Di berbagai daerah di Indonesia, terdapat beragam kuliner khas yang hanya muncul saat bulan Ramadan. Salah satunya adalah kue kicak, makanan tradisional dari Yogyakarta yang memiliki cita rasa manis sekaligus menyimpan filosofi mendalam.
Sebagai negara dengan populasi Muslim terbesar di dunia, Indonesia memiliki beragam tradisi unik saat Ramadan. Salah satunya adalah kebiasaan masyarakat yang hanya membuat dan menjual makanan tertentu di bulan suci ini, seperti kue kicak yang berasal dari Kampung Kauman, Yogyakarta.
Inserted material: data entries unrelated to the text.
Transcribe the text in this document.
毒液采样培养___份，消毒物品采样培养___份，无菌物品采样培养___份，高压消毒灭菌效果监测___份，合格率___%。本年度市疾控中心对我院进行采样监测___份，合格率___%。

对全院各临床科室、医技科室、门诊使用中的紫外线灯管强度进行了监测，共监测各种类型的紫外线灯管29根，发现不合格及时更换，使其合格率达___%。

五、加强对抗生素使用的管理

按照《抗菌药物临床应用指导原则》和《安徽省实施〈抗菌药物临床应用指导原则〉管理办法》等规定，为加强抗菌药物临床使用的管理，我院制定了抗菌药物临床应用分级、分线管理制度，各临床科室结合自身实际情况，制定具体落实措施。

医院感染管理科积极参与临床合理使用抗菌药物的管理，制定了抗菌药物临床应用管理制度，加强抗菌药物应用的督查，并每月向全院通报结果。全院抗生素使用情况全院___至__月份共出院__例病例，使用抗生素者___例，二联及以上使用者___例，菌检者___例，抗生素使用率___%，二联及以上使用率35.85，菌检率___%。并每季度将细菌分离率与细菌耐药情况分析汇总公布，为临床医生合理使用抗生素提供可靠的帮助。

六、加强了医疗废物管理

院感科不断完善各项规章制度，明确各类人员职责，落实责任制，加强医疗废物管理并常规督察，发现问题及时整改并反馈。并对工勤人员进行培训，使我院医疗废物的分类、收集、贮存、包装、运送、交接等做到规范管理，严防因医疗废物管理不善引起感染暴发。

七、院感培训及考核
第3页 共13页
Menurut laporan National Geographic, keberadaan kue kicak sudah ada sejak tahun 1950-an dan pertama kali diperkenalkan oleh seorang wanita bernama Sujilah, yang lebih akrab dipanggil Mbah Wono. Ia merupakan istri dari Muhammad Wahono dan tinggal di kawasan Gondomanan, Yogyakarta. Mbah Wono hanya menjual kue ini selama bulan puasa karena tingginya permintaan, sementara di luar Ramadan, makanan ini jarang diminati.
Kue kicak terbuat dari bahan-bahan sederhana, namun menghasilkan rasa yang khas. Bahan utamanya adalah jaddah (ketan yang ditumbuk hingga halus), kemudian dicampur dengan gula, kelapa parut, nangka, daun pandan, serta vanili. Setelah semua bahan tercampur rata, adonan dikukus menggunakan api kayu bakar untuk mempertahankan cita rasa tradisionalnya.
Dikenal dengan rasa manis yang legit, kicak juga mengenyangkan sehingga cocok sebagai menu takjil saat berbuka puasa. Biasanya, makanan ini dibungkus dengan daun pisang agar tetap segar dan memiliki aroma yang lebih menggugah selera.
Seorang chef sekaligus peneliti sejarah kuliner Indonesia, Wira Hardiyansyah, mengungkapkan bahwa kue kicak tidak hanya sekadar hidangan buka puasa, tetapi juga memiliki makna filosofis yang mendalam. Dalam unggahan Instagramnya pada 31 Januari 2025, Wira menjelaskan bahwa kicak sering disajikan dalam acara penting sebagai simbol penghormatan kepada orang tua atau dalam upacara pernikahan sebagai bentuk ikatan antara mempelai dengan keluarga mereka.
“Kicak kemungkinan berasal dari kata ‘kinca’ dalam bahasa Jawa Kuno, yang berarti gula Jawa. Kata ini banyak ditemukan dalam prasasti kuno,” ungkap Wira.
Selain itu, tekstur kue kicak yang lengket melambangkan pentingnya mempererat tali silaturahmi di bulan Ramadan. Sementara rasa manisnya menjadi simbol keindahan, seolah menyampaikan pesan bahwa hubungan yang erat akan membawa kebahagiaan dalam kehidupan.
Dengan nilai historis dan filosofis yang terkandung di dalamnya, kue kicak bukan sekadar kuliner khas Yogyakarta, tetapi juga warisan budaya yang patut dilestarikan, terutama dalam tradisi berbuka puasa masyarakat setempat.